Democratic presidential hopeful Elizabeth Warren said Wednesday night she wanted to have a town hall in Fort Wayne “because people in Indiana understand jobs.”
“They understand how to build an economy that doesn't just work for a thin slice at the top, but an economy that works for everyone,” Warren said at Bergstaff Place. “But people in Fort Wayne, Indiana, also understand that leaving it to a handful of giant multinational corporations to build our economy just doesn't work.
“We need this economy to work for working people,” she said during the forum arranged and broadcast nationally by cable news network MSNBC.
The U.S. senator from Massachusetts spent parts of the next hour describing her vision for a new American economy: “green” manufacturers making products to mitigate climate change, dramatically larger public investments in research and development, free child care and education, and the forgiveness of student debt. She said she would pay for her proposals by eliminating corporate tax breaks and fossil fuel subsidies and raising taxes on the worth of the richest Americans – those she said accounted for less than one-tenth of the wealthiest 1%.
“In what universe are these going to be passed?” moderator Chris Hayes of MSNBC asked at one point, a reference to the Republican Senate.
“The bottom line is we've got to build a grass-roots movement across the country,” Warren said.

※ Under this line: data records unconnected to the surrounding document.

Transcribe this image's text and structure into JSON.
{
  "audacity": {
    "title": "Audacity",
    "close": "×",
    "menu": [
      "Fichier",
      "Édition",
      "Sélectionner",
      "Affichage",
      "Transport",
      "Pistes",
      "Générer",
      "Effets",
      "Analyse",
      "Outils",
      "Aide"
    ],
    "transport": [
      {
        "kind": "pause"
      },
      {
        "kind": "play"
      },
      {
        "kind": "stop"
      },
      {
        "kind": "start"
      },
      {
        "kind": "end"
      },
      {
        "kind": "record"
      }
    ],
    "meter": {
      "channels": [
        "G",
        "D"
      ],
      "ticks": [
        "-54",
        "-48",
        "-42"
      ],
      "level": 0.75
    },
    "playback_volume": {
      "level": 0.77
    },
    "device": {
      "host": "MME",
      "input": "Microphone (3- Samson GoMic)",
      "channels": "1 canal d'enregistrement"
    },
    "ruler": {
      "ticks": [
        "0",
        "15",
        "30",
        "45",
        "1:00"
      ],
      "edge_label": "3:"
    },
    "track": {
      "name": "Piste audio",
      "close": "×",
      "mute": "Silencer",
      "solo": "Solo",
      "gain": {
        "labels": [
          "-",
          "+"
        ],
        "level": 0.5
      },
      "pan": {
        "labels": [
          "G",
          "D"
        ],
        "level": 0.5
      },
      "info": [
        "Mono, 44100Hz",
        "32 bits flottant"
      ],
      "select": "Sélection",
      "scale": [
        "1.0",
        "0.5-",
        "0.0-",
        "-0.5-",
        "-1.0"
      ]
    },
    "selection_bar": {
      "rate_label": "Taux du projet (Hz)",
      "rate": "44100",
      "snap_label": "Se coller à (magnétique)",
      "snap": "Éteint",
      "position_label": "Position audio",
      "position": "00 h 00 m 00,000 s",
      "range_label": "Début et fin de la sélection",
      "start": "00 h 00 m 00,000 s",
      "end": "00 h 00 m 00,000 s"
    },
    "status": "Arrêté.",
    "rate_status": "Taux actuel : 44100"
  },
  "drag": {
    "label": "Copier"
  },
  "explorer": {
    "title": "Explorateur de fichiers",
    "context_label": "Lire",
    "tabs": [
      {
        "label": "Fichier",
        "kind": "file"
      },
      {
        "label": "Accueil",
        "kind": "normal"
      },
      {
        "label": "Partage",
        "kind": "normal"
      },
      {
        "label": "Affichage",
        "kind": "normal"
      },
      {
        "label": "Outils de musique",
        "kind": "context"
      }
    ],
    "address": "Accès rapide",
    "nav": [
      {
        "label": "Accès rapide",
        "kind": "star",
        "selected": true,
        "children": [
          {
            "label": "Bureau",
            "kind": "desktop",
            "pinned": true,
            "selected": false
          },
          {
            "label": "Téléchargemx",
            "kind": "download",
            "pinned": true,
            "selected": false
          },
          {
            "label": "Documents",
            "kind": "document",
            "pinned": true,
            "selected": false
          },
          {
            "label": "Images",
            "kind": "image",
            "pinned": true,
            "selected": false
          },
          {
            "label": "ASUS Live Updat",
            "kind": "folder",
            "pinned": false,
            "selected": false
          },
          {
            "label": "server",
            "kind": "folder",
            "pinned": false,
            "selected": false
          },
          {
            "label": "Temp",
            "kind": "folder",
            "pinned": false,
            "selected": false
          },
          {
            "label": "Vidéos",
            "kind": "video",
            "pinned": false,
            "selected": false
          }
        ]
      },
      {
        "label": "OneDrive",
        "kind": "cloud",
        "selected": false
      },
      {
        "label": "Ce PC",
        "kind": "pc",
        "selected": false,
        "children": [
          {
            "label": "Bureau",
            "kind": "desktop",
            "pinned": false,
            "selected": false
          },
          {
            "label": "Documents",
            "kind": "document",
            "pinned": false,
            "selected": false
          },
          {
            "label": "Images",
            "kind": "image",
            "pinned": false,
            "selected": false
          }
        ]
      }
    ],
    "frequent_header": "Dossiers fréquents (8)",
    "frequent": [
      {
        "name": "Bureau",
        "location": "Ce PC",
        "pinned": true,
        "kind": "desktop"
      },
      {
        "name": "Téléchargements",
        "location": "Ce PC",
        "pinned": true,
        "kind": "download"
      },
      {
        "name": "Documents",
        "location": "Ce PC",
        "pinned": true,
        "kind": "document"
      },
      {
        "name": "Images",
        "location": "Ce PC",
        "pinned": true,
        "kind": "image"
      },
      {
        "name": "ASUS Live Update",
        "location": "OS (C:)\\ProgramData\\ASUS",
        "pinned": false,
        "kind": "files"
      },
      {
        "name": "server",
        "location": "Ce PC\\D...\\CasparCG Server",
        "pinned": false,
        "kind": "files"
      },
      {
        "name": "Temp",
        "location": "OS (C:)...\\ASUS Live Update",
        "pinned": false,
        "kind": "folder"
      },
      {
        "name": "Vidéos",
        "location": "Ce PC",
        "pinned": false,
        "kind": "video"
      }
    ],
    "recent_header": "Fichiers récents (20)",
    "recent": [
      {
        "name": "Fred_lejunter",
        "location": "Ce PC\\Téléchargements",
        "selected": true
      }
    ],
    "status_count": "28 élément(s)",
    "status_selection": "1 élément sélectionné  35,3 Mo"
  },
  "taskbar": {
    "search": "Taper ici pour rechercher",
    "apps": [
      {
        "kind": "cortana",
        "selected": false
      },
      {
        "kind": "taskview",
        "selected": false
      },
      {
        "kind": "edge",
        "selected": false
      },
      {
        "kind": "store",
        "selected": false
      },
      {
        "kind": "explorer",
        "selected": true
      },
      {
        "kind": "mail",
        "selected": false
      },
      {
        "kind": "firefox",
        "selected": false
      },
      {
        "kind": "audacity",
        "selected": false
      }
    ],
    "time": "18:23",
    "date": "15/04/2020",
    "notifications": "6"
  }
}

Austin Knox, the deputy trustee for Wayne Township, told Warren that General Motors is one of the biggest employers in Allen County.
“How do we make sure that that factory is not negatively impacted by your policies?” Knox asked her.
She said transforming the economy in a way that abates global warming “is a lot like ... landing on the moon.”
“What did we do? We invested in science, we innovated like crazy, and we counted on American workers,” Warren said. “We do those three things right here in America, we can not only clean up our country and clean up our planet, we can actually build a manufacturing future for the United States of America.
“What there's going to be is a lot of change, but that's how America has always flourished,” she said.
“What this plan says is American taxpayers will make the investment, because we believe in building a future. But then, you want to harvest that investment, you want to make big bucks on it – great. ... But you're going to do it by building those plants and having those jobs right here in the United States” rather than sending them overseas, Warren said.
Warren, 69, is among two-dozen announced candidates for the Democratic nomination for president in 2020. Many polls have her running third in the field, behind former vice president Joe Biden and Vermont Sen. Bernie Sanders.
Before the town hall, Knox was asked whether he supports Warren's candidacy.
“I do support her,” he said. “I'm not sure if she's who I'm going to select yet. ... But she's up there in my top five. There's so many of them on the table right now.”
Kyle Hupfer, chairman of the Indiana Republican Party, said in a statement about Warren's appearances Wednesday in Elkhart and Fort Wayne that “innovation and growth don't come from big government programs and oppressive taxes – they come from fiscal responsibility and less government. It's clear, though, that Elizabeth Warren is stuck on government being the solution to every problem, a far-left liberal ideology that doesn't jive with Hoosiers.”
Warren also spoke at Bergstaff Place about Republican efforts to restrict or outlaw abortion.
“Understand this: Women of means will still have access to abortion,” she said, adding that the same is not true for women who are poor, cannot miss work or who are the victims of rape.
Preserving abortion rights “is about health care, about reproductive freedom, about economic freedom and about equal opportunity for all women,” Warren said to applause from the audience, which MSNBC said numbered 165 people.
Courtney Tritch, the Democratic candidate for the 3rd Congressional District seat in the 2018 election, asked Warren to name one issue she felt so strongly about she would never compromise on it.
Warren said she would always fight to preserve Americans' health insurance.
“Health care is a basic human right,” Warren said to cheers from the crowd.